[512] 1062. Das Passionsbild auf dem Johannisberg.

Am Rande des Weges, der zum Johannisberge hinaufführt, sind von oben bis unten sechs niedliche Kapellchen errichtet, welche mit ziemlich schön und kunstvoll geschnitzten Passionsbildern geschmückt sind und in Verbindung mit der Kirche, wo sich das heilige Grab befindet, den sonst üblichen, nur aus sieben Stationen bestehenden Kreuzweg bilden. Das Bild der Kreuzannagelung, welches in dem vierten Kapellchen stand, wurde im November des Jahres 1794 von den französischen Kriegstruppen herausgerissen und verbrannt und ist heute durch ein einfaches Kreuz ersetzt. Von diesem Bilde wird folgende Sage erzählt.

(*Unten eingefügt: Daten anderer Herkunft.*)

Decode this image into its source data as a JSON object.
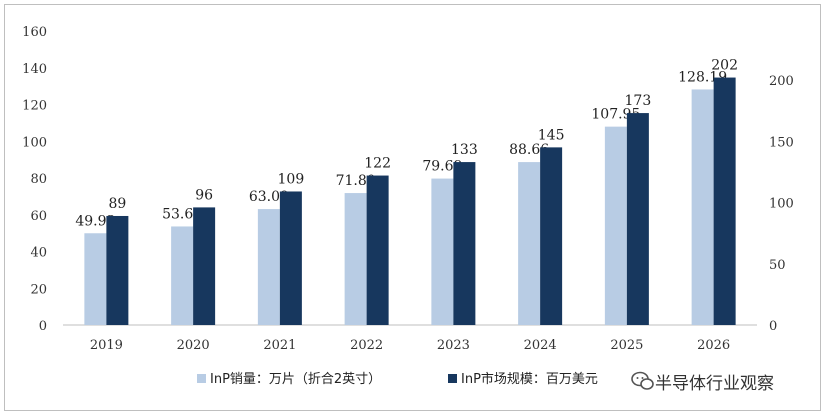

Die alten Budersberger pflegten allgemein den Sonntagnachmittag auf dem Johannisberge zu verbringen. Einst gingen drei Jünglinge plaudernd und scherzend den Berg hinauf, und als sie zu dem vierten Stationskapellchen kamen, welches die Kreuzigung darstellte, da hatten sie Mitleid mit dem armen Heilande und ärgerten sich gar sehr über das rohe, grausame Benehmen der Juden. Sie rissen die Henkersknechte heraus, durchbohrten ihnen die Augen und schlugen ihnen mit den Hammern die Nasen und die Finger ab und hängten sie zuletzt mit gedrehten Haselruten an den nächsten Baum auf. Doch sieh! auf einmal blitzte mitten im Wege vor dem Kapellchen eine rotblaue Flamme aus dem Boden hervor, und von jäher Furcht befallen stürzten die drei Jünglinge über Stock und Stein, durch Hecken und Gebüsch nach Hause. Zwei davon wurden siech und starben früh, der andere wurde von der Zeit an hinkend und blieb es sein ganzes Leben lang.


J. Prott, Pfarrer

Quelle:
Gredt, Nikolaus: Sagenschatz des Luxemburger Landes 1. Neudruck Esch-Alzette: Kremer-Muller & Cie, 1963, S. 512.